The book lists 19 existing schemes that were launched by the previous Prime Minister Manmohan Singh but were renamed by Modi's government. The book commented on Modi's apparent love for acronyms and gave examples of 115 acronyms that were created with an intention of promotion.

In international politics, the book discusses the deterioration of India's relations with its neighbors China and Pakistan, and India's handling of the dispute about Kashmir.

In its conclusion, the book notes that "Modi's popularity does not come from his performance".

==Reception==
Writing for The Economic Times, Swaminathan Aiyar noted how the book was backed by "considerable research", and thus had "more credibility than other rhetorical denunciations of BJP rule", and that the book did a good job in "exposing the crash in India’s international stature". However, he also commented that the book "mixes actuality with amnesia", that the author cherry-picked the beginning and end dates while comparing indices, and that he may also have left out some indices showing India in a better light, that the author ignores soaring achievements in renewable energy and startups, and that the data on production of automobiles shows more of a blip than a stagnation.
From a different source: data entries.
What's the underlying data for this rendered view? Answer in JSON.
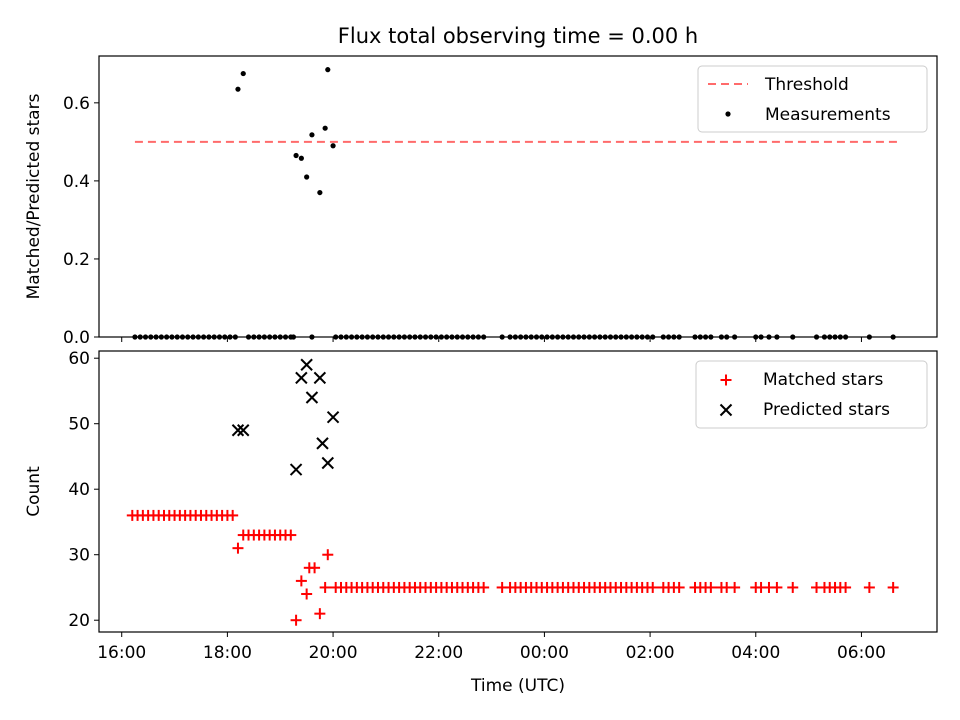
{
  "figure": {
    "title": "Flux total observing time = 0.00 h"
  },
  "colors": {
    "threshold": "#ff6b6b",
    "measurements": "#000000",
    "matched": "#ff0000",
    "predicted": "#000000"
  },
  "chart_data": [
    {
      "type": "scatter",
      "panel": "top",
      "title": "Flux total observing time = 0.00 h",
      "xlabel": "",
      "ylabel": "Matched/Predicted stars",
      "x_unit": "hours (UTC, 16:00 = 16, 00:00 next day = 24)",
      "xlim": [
        15.57,
        31.43
      ],
      "ylim": [
        0.0,
        0.72
      ],
      "yticks": [
        "0.0",
        "0.2",
        "0.4",
        "0.6"
      ],
      "ytick_values": [
        0.0,
        0.2,
        0.4,
        0.6
      ],
      "grid": false,
      "legend_position": "upper right",
      "threshold": {
        "name": "Threshold",
        "y": 0.5,
        "x": [
          16.25,
          30.7
        ]
      },
      "series": [
        {
          "name": "Measurements",
          "marker": "dot",
          "points": [
            [
              18.2,
              0.635
            ],
            [
              18.3,
              0.675
            ],
            [
              19.3,
              0.465
            ],
            [
              19.4,
              0.458
            ],
            [
              19.5,
              0.41
            ],
            [
              19.6,
              0.518
            ],
            [
              19.75,
              0.37
            ],
            [
              19.85,
              0.535
            ],
            [
              19.9,
              0.685
            ],
            [
              20.0,
              0.49
            ]
          ],
          "zero_points": [
            16.25,
            16.35,
            16.45,
            16.55,
            16.65,
            16.75,
            16.85,
            16.95,
            17.05,
            17.15,
            17.25,
            17.35,
            17.45,
            17.55,
            17.65,
            17.75,
            17.85,
            17.95,
            18.05,
            18.15,
            18.4,
            18.5,
            18.6,
            18.7,
            18.8,
            18.9,
            19.0,
            19.1,
            19.2,
            19.25,
            19.6,
            20.05,
            20.15,
            20.25,
            20.35,
            20.45,
            20.55,
            20.65,
            20.75,
            20.85,
            20.95,
            21.05,
            21.15,
            21.25,
            21.35,
            21.45,
            21.55,
            21.65,
            21.75,
            21.85,
            21.95,
            22.05,
            22.15,
            22.25,
            22.35,
            22.45,
            22.55,
            22.65,
            22.75,
            22.85,
            23.2,
            23.35,
            23.45,
            23.55,
            23.65,
            23.75,
            23.85,
            23.95,
            24.05,
            24.15,
            24.25,
            24.35,
            24.45,
            24.55,
            24.65,
            24.75,
            24.85,
            24.95,
            25.05,
            25.15,
            25.25,
            25.35,
            25.45,
            25.55,
            25.65,
            25.75,
            25.85,
            25.95,
            26.05,
            26.25,
            26.35,
            26.45,
            26.55,
            26.85,
            26.95,
            27.05,
            27.15,
            27.35,
            27.45,
            27.6,
            28.0,
            28.1,
            28.25,
            28.4,
            28.7,
            29.15,
            29.3,
            29.4,
            29.5,
            29.6,
            29.7,
            30.15,
            30.6
          ]
        }
      ]
    },
    {
      "type": "scatter",
      "panel": "bottom",
      "xlabel": "Time (UTC)",
      "ylabel": "Count",
      "x_unit": "hours (UTC, 16:00 = 16, 00:00 next day = 24)",
      "xlim": [
        15.57,
        31.43
      ],
      "ylim": [
        18.2,
        61.1
      ],
      "yticks": [
        "20",
        "30",
        "40",
        "50",
        "60"
      ],
      "ytick_values": [
        20,
        30,
        40,
        50,
        60
      ],
      "xticks": [
        "16:00",
        "18:00",
        "20:00",
        "22:00",
        "00:00",
        "02:00",
        "04:00",
        "06:00"
      ],
      "xtick_values": [
        16,
        18,
        20,
        22,
        24,
        26,
        28,
        30
      ],
      "grid": false,
      "legend_position": "upper right",
      "series": [
        {
          "name": "Matched stars",
          "marker": "plus",
          "points": [
            [
              16.2,
              36
            ],
            [
              16.3,
              36
            ],
            [
              16.4,
              36
            ],
            [
              16.5,
              36
            ],
            [
              16.6,
              36
            ],
            [
              16.7,
              36
            ],
            [
              16.8,
              36
            ],
            [
              16.9,
              36
            ],
            [
              17.0,
              36
            ],
            [
              17.1,
              36
            ],
            [
              17.2,
              36
            ],
            [
              17.3,
              36
            ],
            [
              17.4,
              36
            ],
            [
              17.5,
              36
            ],
            [
              17.6,
              36
            ],
            [
              17.7,
              36
            ],
            [
              17.8,
              36
            ],
            [
              17.9,
              36
            ],
            [
              18.0,
              36
            ],
            [
              18.1,
              36
            ],
            [
              18.2,
              31
            ],
            [
              18.3,
              33
            ],
            [
              18.4,
              33
            ],
            [
              18.5,
              33
            ],
            [
              18.6,
              33
            ],
            [
              18.7,
              33
            ],
            [
              18.8,
              33
            ],
            [
              18.9,
              33
            ],
            [
              19.0,
              33
            ],
            [
              19.1,
              33
            ],
            [
              19.2,
              33
            ],
            [
              19.3,
              20
            ],
            [
              19.4,
              26
            ],
            [
              19.5,
              24
            ],
            [
              19.55,
              28
            ],
            [
              19.65,
              28
            ],
            [
              19.75,
              21
            ],
            [
              19.85,
              25
            ],
            [
              19.9,
              30
            ],
            [
              20.05,
              25
            ],
            [
              20.15,
              25
            ],
            [
              20.25,
              25
            ],
            [
              20.35,
              25
            ],
            [
              20.45,
              25
            ],
            [
              20.55,
              25
            ],
            [
              20.65,
              25
            ],
            [
              20.75,
              25
            ],
            [
              20.85,
              25
            ],
            [
              20.95,
              25
            ],
            [
              21.05,
              25
            ],
            [
              21.15,
              25
            ],
            [
              21.25,
              25
            ],
            [
              21.35,
              25
            ],
            [
              21.45,
              25
            ],
            [
              21.55,
              25
            ],
            [
              21.65,
              25
            ],
            [
              21.75,
              25
            ],
            [
              21.85,
              25
            ],
            [
              21.95,
              25
            ],
            [
              22.05,
              25
            ],
            [
              22.15,
              25
            ],
            [
              22.25,
              25
            ],
            [
              22.35,
              25
            ],
            [
              22.45,
              25
            ],
            [
              22.55,
              25
            ],
            [
              22.65,
              25
            ],
            [
              22.75,
              25
            ],
            [
              22.85,
              25
            ],
            [
              23.2,
              25
            ],
            [
              23.35,
              25
            ],
            [
              23.45,
              25
            ],
            [
              23.55,
              25
            ],
            [
              23.65,
              25
            ],
            [
              23.75,
              25
            ],
            [
              23.85,
              25
            ],
            [
              23.95,
              25
            ],
            [
              24.05,
              25
            ],
            [
              24.15,
              25
            ],
            [
              24.25,
              25
            ],
            [
              24.35,
              25
            ],
            [
              24.45,
              25
            ],
            [
              24.55,
              25
            ],
            [
              24.65,
              25
            ],
            [
              24.75,
              25
            ],
            [
              24.85,
              25
            ],
            [
              24.95,
              25
            ],
            [
              25.05,
              25
            ],
            [
              25.15,
              25
            ],
            [
              25.25,
              25
            ],
            [
              25.35,
              25
            ],
            [
              25.45,
              25
            ],
            [
              25.55,
              25
            ],
            [
              25.65,
              25
            ],
            [
              25.75,
              25
            ],
            [
              25.85,
              25
            ],
            [
              25.95,
              25
            ],
            [
              26.05,
              25
            ],
            [
              26.25,
              25
            ],
            [
              26.35,
              25
            ],
            [
              26.45,
              25
            ],
            [
              26.55,
              25
            ],
            [
              26.85,
              25
            ],
            [
              26.95,
              25
            ],
            [
              27.05,
              25
            ],
            [
              27.15,
              25
            ],
            [
              27.35,
              25
            ],
            [
              27.45,
              25
            ],
            [
              27.6,
              25
            ],
            [
              28.0,
              25
            ],
            [
              28.1,
              25
            ],
            [
              28.25,
              25
            ],
            [
              28.4,
              25
            ],
            [
              28.7,
              25
            ],
            [
              29.15,
              25
            ],
            [
              29.3,
              25
            ],
            [
              29.4,
              25
            ],
            [
              29.5,
              25
            ],
            [
              29.6,
              25
            ],
            [
              29.7,
              25
            ],
            [
              30.15,
              25
            ],
            [
              30.6,
              25
            ]
          ]
        },
        {
          "name": "Predicted stars",
          "marker": "x",
          "points": [
            [
              18.2,
              49
            ],
            [
              18.3,
              49
            ],
            [
              19.3,
              43
            ],
            [
              19.4,
              57
            ],
            [
              19.5,
              59
            ],
            [
              19.6,
              54
            ],
            [
              19.75,
              57
            ],
            [
              19.8,
              47
            ],
            [
              19.9,
              44
            ],
            [
              20.0,
              51
            ]
          ]
        }
      ]
    }
  ]
}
Business Standard called the book "a laborious compendium" and a "useful guide" to Modi's track record.

Journalist Jawed Naqvi in his review for Dawn called the book an "exceptional work" in exposing the performance of the Modi administration. The book "is an archival work with detailed notes and cross-referenced accounts of the prime minister’s shortcomings against core challenges." He called the book a "survey of PM Modi’s resounding incompetence and undiscussed failures on key fronts, juxtaposed with a divisive and potentially doomed project called Hindu rashtra."

Khaled Ahmed, in his book review for Newsweek Pakistan wrote that the book "has emerged as the most comprehensive and reliable account of the time Indian Prime Minister Narendra Modi has spent in power. Written by Aakar Patel, a syndicated columnist who has edited both English and Gujarati newspapers, it details the history of India since 2014."

Web portal, Moneycontrol in their review, called the book, "a 488 page report card" of Narendra Modi's tenure as the Prime Minister.